カルロス・アンドレス・ペレス
出典: Suzutayu's「べネズエラの政治」
Carlos Andres Pérez
民主行動の政治家で、2度にわたってベネズエラ共和国大統領(1974-1979, 1989-1993)を務めた。頭文字をとって CAP とあだなされる。後に汚職で大統領から下ろされ、党からも追い出された。
1922年にタチラ州に生まれた。民主行動に入り、ロムロ・ベタンクール政権の内務大臣として、1960年にはじまった左翼ゲリラの鎮圧に豪腕をふるった。この経験で、同党右派の政治家として台頭した。
1973年に、ベタンクールら28年世代に交代した若手政治家として都市大衆にカリスマ的人気を得て、大統領に当選した。政権では彼の人脈である経営者たちと、従来から民主行動が持っていた労働組合への影響力を活用し、政労使の協議制度を整備した。しかし自党の幹部たちに対しては冷淡であった。
第一次ペレス政権は幸運だった。就任時から石油価格の高騰がはじまり、ベネズエラは空前の石油ブームに突入した。ペレス政権は野放図な外貨の流入による国内の撹乱を警戒しつつ、この資金を工業に投資して経済発展を図った。鉄鋼生産の拡大のために投資し、電力供給を増やし、農業を近代化するなど各分野での経済発展を図った。とりわけ大きな業績として、外国企業に握られていた石油産業を国有化した。
また、石油の富を背景に活発な第三世界外交を展開した。南米の大国ブラジル・アルゼンチンをはじめ南米のほとんどが権威主義の手に落ちた時代にあって、ひとり民主主義を守り抜いたこともあり、ベネズエラの地位はかつてなく高まった。
しかし、収入が増えたにもかかわらず、最後にはブームにのって膨大な対外債務を積み上げた。
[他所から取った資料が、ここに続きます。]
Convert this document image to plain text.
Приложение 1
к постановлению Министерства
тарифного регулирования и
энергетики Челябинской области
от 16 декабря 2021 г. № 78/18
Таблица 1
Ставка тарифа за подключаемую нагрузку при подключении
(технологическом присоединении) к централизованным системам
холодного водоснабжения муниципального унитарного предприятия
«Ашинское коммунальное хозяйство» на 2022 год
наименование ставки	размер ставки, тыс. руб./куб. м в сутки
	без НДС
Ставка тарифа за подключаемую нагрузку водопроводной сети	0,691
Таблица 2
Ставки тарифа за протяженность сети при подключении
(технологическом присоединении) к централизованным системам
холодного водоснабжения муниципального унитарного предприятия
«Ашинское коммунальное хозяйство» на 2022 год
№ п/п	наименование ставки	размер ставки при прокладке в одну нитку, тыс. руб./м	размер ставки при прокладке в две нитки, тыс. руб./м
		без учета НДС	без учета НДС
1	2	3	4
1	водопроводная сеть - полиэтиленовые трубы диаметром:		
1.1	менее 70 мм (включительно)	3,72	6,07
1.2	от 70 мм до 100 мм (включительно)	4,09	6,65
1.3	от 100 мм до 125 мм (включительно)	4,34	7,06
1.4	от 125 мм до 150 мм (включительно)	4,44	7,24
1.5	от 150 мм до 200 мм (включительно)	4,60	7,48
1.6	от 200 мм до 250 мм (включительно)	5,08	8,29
1980年以降ベネズエラが長期不況に突入し、債務危機の重圧で苦しんだ原因は、この時代にある。
しかし、国民には1979年までのペレス政権が繁栄の時代として記憶された。ペレスはそうした期待を受けて、1988年に大統領に再選された。1989年に就任したペレスは、経済停滞を打ち破る策として、極端な緊縮と徹底した構造改革をとることにした。「大転換」と名づけられたこの政策は、ペレスに票を入れた有権者には予想外のことであり、裏切りと感じられた。就任直後に公共料金を大幅に値上げしたところ、首都で暴動がおきた。カラカソと呼ばれるこの暴動を、ペレスは軍隊を投入して鎮圧した。この事件は、ペレスのイメージを決定的に傷つけた。
ペレスは、自分が変わったのではなくベネズエラをとりまく環境が変わったのだと釈明した。確かに、一期めのペレスも二期めのペレスも、経済政策では財界の意を迎えた。また確かに、内務大臣のペレスは左翼ゲリラを、二期めのペレスは民衆暴動を、ともに軍事力で弾圧して体制を守り抜いた。しかし国民は財界人脈と弾圧手法のペレスではなく、石油ブームと対話手法のペレスを支持したのだ。裏切りという指弾もまた正しかった。
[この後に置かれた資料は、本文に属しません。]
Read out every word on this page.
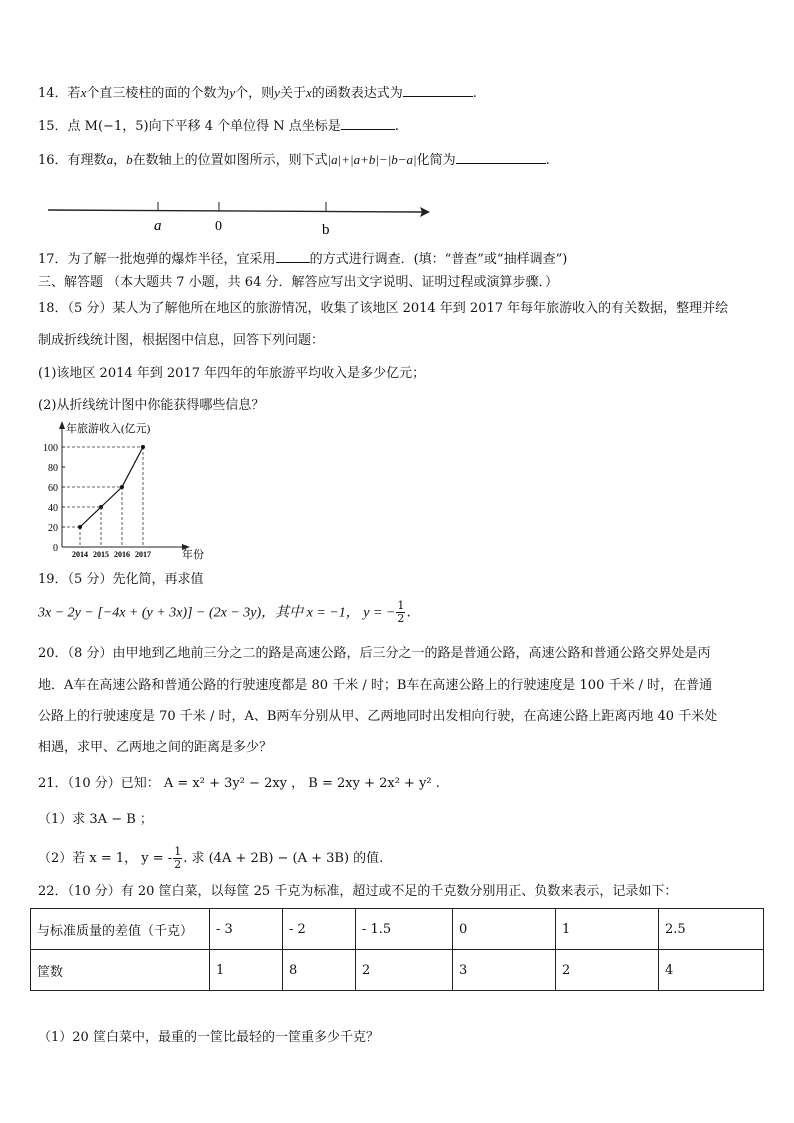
14．若x个直三棱柱的面的个数为y个，则y关于x的函数表达式为	.
15．点 M(−1，5)向下平移 4 个单位得 N 点坐标是	.
16．有理数a，b在数轴上的位置如图所示，则下式|a|+|a+b|−|b−a|化简为	.
a	0	b
17．为了解一批炮弹的爆炸半径，宜采用	的方式进行调查．(填：“普查”或“抽样调查”)
三、解答题 （本大题共 7 小题，共 64 分．解答应写出文字说明、证明过程或演算步骤．）
18．（5 分）某人为了解他所在地区的旅游情况，收集了该地区 2014 年到 2017 年每年旅游收入的有关数据，整理并绘
制成折线统计图，根据图中信息，回答下列问题：
(1)该地区 2014 年到 2017 年四年的年旅游平均收入是多少亿元；
(2)从折线统计图中你能获得哪些信息？
年旅游收入(亿元)
年份
0
20
40
60
80
100
2014 2015 2016 2017
19．（5 分）先化简，再求值
3x − 2y − [−4x + (y + 3x)] − (2x − 3y)，其中 x = −1， y = − $\frac{1}{2}$ .
20．（8 分）由甲地到乙地前三分之二的路是高速公路，后三分之一的路是普通公路，高速公路和普通公路交界处是丙
地．A车在高速公路和普通公路的行驶速度都是 80 千米 / 时；B车在高速公路上的行驶速度是 100 千米 / 时，在普通
公路上的行驶速度是 70 千米 / 时，A、B两车分别从甲、乙两地同时出发相向行驶，在高速公路上距离丙地 40 千米处
相遇，求甲、乙两地之间的距离是多少？
21．（10 分）已知： A = x² + 3y² − 2xy ， B = 2xy + 2x² + y² .
（1）求 3A − B ；
（2）若 x = 1， y = - $\frac{1}{2}$ . 求 (4A + 2B) − (A + 3B) 的值.
22．（10 分）有 20 筐白菜，以每筐 25 千克为标准，超过或不足的千克数分别用正、负数来表示，记录如下：
与标准质量的差值（千克）	- 3	- 2	- 1.5	0	1	2.5
筐数	1	8	2	3	2	4
（1）20 筐白菜中，最重的一筐比最轻的一筐重多少千克？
ペレスはこの政権期にも自党の意向を無視した。前回と違うのは、ペレスの政治的資産だった財界人脈と大衆人気のうち、後者を完全に失っていたことだった。1992年2月、陸軍中佐ウゴ・チャベスがペレス打倒をもくろんで反乱を起こした。11月にも別の反乱がおきた。反乱は失敗したが、体制安定を誇りにしていたベネズエラ人には衝撃があった。かつて、民主化直後の1958年から1960年代初めに軍部の反乱がおきたときには、労働組合がゼネストをうち、首都ではデモが政府を支持したのに、今回ベネズエラの民衆はまったく動かなかったのである。カラカソの暗い記憶は、民衆にペレスを守る気をなくさせるのに十分であった。
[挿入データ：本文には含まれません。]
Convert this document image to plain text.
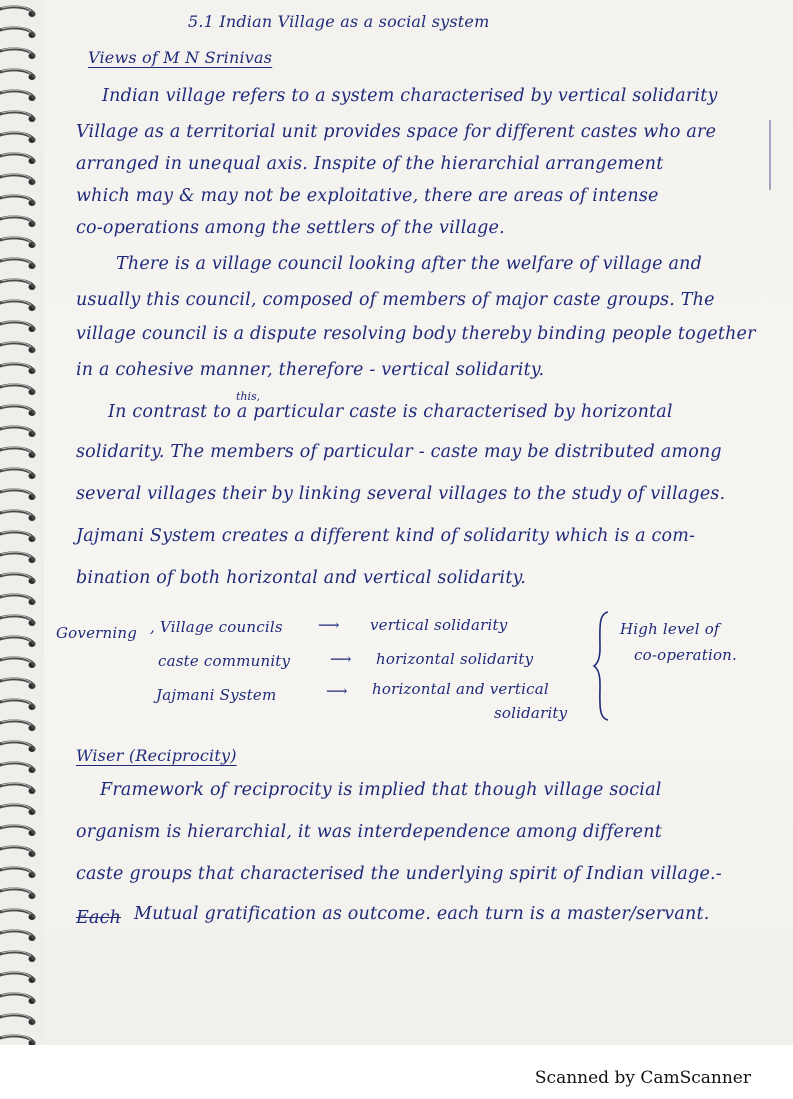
5.1 Indian Village as a social system
Views of M N Srinivas
Indian village refers to a system characterised by vertical solidarity
Village as a territorial unit provides space for different castes who are
arranged in unequal axis. Inspite of the hierarchial arrangement
which may & may not be exploitative, there are areas of intense
co-operations among the settlers of the village.
There is a village council looking after the welfare of village and
usually this council, composed of members of major caste groups. The
village council is a dispute resolving body thereby binding people together
in a cohesive manner, therefore - vertical solidarity.
this,
In contrast to a particular caste is characterised by horizontal
solidarity. The members of particular - caste may be distributed among
several villages their by linking several villages to the study of villages.
Jajmani System creates a different kind of solidarity which is a com-
bination of both horizontal and vertical solidarity.
Governing , Village councils ⟶ vertical solidarity
caste community	⟶ horizontal solidarity
Jajmani System	⟶ horizontal and vertical
solidarity
High level of
co-operation.
Wiser (Reciprocity)
Framework of reciprocity is implied that though village social
organism is hierarchial, it was interdependence among different
caste groups that characterised the underlying spirit of Indian village.-
Each Mutual gratification as outcome. each turn is a master/servant.
Scanned by CamScanner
ペレスの経済政策は、いちおうはうまくいった。1989年には緊縮政策のためにベネズエラの経済は激しく縮小したが、翌年から成長率がはねあがり、10年来の本格的好景気が訪れた。しかし、新自由主義政策による繁栄は貧困層の上を通り過ぎていき、大衆の生活は改善されなかった。
中道左派の民主行動からはペレスの政策への批判がやまず、敵であるばすのコペイがむしろ政府の政策に近くなった。もちろん左翼政党も厳しく批判した。そうしたときに、公金流用の疑惑がうかび、ペレスは孤立無援におちいり、1993年に任期途中で大統領をやめさせられた。
民主行動からも追放されたペレスは、第2期政府の部下を率いて「開放」という政党を旗あげした。しかし1998年選挙で開放は惨敗した。自らは1999年の憲法制定会議選挙に出馬したが、ここでも落選した。それ以後は折々に新聞に登場して、チャベス政権に手厳しい評論を加えている。